COVID-19 Vaccine Supplies Remain Limited, but Officials Say Nebraska Is on Track to Expand Access

Jan. 22, 2021, 6:47 p.m. ·

(Photo by Bill Kelly, NET News)

Efforts to get Nebraskans vaccinated against the coronavirus are progressing differently across the state. While 15 public health districts have already started their next phase of vaccinations, the rest — including departments in heavily populated areas like Lincoln and Omaha — are on track to finish vaccinating long term care residents and healthcare workers by early February.

The slight lag is partially due to ongoing limited availability of COVID-19 vaccines, mirroring other parts of the country where demand continues to outpace available supplies. But while some states have been forced to cancel vaccine appointments, Nebraska state and public health officials are still expecting to hit their goals outlined in the state’s vaccination plan in coming weeks.

Susan Bockrath, Executive Director of the Nebraska Association of Local Health Directors, says some areas have taken longer to finish up early vaccinations because of population differences between rural and urban areas of the state.

"Omaha heavily skews heavily towards folks who are first responders, who are frontline medical and healthcare workers, and so you have a lot of people who fit that Phase 1A candidate criteria," she explained.

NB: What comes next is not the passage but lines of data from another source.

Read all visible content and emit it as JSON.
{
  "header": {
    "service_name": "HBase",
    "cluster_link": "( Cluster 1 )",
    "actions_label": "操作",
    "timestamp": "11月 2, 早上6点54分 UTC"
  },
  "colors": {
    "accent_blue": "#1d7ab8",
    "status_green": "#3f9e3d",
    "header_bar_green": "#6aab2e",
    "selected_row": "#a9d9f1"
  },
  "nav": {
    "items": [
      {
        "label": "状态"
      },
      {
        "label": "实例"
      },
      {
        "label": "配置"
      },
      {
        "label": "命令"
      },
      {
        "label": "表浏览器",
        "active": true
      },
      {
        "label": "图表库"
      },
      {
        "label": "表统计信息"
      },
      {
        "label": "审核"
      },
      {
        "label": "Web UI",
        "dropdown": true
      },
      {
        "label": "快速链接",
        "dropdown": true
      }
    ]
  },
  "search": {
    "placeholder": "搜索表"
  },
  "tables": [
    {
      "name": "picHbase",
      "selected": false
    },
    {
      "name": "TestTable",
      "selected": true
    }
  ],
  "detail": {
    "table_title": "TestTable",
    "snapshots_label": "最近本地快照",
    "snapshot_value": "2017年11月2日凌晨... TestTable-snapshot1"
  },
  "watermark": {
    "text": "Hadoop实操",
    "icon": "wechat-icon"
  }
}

"I've had a couple of health departments who've commented that this is the only time in recorded memory that they can say being a healthcare shortage area is actually a benefit because even though their allocations are tiny, they've moved down the phasing a little bit quicker."

Seniors in care facilities are still being vaccinated through a federal pharmacy partnership program with contracts with Walgreens, CVS, and Community Pharmacy to supply doses to over 428 facilities in Nebraska. The state has allocated 46,800 primary doses and 35,102 second doses to senior communities and are all expected to be administered by the end of next week.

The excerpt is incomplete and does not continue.